Amelia Earhart was prepared to fly across the Atlantic Ocean, but not to wed. The first time her fiancé, George Putnam, proposed to her, she said no. She declined Putnam’s offer the second, third, fourth and fifth try, as well.
But the sixth time Putnam popped the question, Earhart gave in. Well, partially. She suggested a one-year temporary marriage, a means of testing the feasibility of their relationship given the stresses and demands of their jobs, which remained central to their lives.
In a letter to Putnam, she wrote, "You must know again my reluctance to marry, my feeling that I shatter thereby chances in work which means most to me. I feel the move just now as foolish as anything I could do.

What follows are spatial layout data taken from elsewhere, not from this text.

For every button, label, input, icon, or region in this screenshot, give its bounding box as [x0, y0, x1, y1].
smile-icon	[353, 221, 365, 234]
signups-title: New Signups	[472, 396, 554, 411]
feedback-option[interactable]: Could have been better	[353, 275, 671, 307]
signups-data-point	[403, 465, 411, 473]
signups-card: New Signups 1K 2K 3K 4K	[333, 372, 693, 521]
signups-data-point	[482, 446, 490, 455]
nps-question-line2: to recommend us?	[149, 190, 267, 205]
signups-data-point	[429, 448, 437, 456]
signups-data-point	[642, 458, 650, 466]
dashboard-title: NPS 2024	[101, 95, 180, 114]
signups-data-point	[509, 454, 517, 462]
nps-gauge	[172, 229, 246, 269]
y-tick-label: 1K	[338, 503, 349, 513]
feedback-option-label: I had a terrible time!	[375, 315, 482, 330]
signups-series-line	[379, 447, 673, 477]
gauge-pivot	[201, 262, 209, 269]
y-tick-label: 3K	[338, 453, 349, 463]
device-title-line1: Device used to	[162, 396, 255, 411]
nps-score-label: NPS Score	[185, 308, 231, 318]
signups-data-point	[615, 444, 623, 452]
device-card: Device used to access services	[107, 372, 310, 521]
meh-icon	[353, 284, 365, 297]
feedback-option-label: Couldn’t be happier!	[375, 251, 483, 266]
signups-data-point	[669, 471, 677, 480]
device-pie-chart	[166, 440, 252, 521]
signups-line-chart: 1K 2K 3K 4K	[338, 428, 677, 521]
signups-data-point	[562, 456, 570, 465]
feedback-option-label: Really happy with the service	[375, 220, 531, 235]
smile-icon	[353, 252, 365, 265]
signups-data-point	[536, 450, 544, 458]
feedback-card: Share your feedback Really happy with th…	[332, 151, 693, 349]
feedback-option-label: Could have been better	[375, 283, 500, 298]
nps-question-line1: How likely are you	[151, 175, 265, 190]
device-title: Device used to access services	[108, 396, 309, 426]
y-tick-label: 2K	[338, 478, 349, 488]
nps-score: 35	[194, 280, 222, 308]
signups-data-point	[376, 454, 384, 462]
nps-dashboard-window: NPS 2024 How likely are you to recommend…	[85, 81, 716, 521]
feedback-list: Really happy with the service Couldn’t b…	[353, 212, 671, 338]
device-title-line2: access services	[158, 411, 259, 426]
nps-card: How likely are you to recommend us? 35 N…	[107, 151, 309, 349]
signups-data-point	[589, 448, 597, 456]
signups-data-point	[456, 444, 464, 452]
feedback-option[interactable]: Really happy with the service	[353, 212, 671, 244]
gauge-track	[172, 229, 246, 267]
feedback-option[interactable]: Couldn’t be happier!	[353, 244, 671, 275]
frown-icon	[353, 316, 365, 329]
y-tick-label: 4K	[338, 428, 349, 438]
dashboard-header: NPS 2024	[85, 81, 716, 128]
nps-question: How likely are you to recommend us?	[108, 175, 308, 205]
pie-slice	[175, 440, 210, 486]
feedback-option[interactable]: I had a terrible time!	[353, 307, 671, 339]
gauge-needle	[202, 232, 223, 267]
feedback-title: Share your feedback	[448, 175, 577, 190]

I know there may be compensations but have no heart to look ahead.... Please let us not interfere with the others' work or play."
Yet Earhart does not stop there, lending her views on faithfulness in a marriage: "On our life together I shall not hold you to any medieval code of faithfulness to me nor shall I consider myself bound to you similarly."
Clearly, Earhart was ahead of her time.
“A lot of men are scared of Type A women,” says Rani Spivey, Pilot and Aeronautical Engineer, a modern day Amelia Earhart. "The best thing I can do is just keep pushing forward, and I'm glad I have a partner who backs that."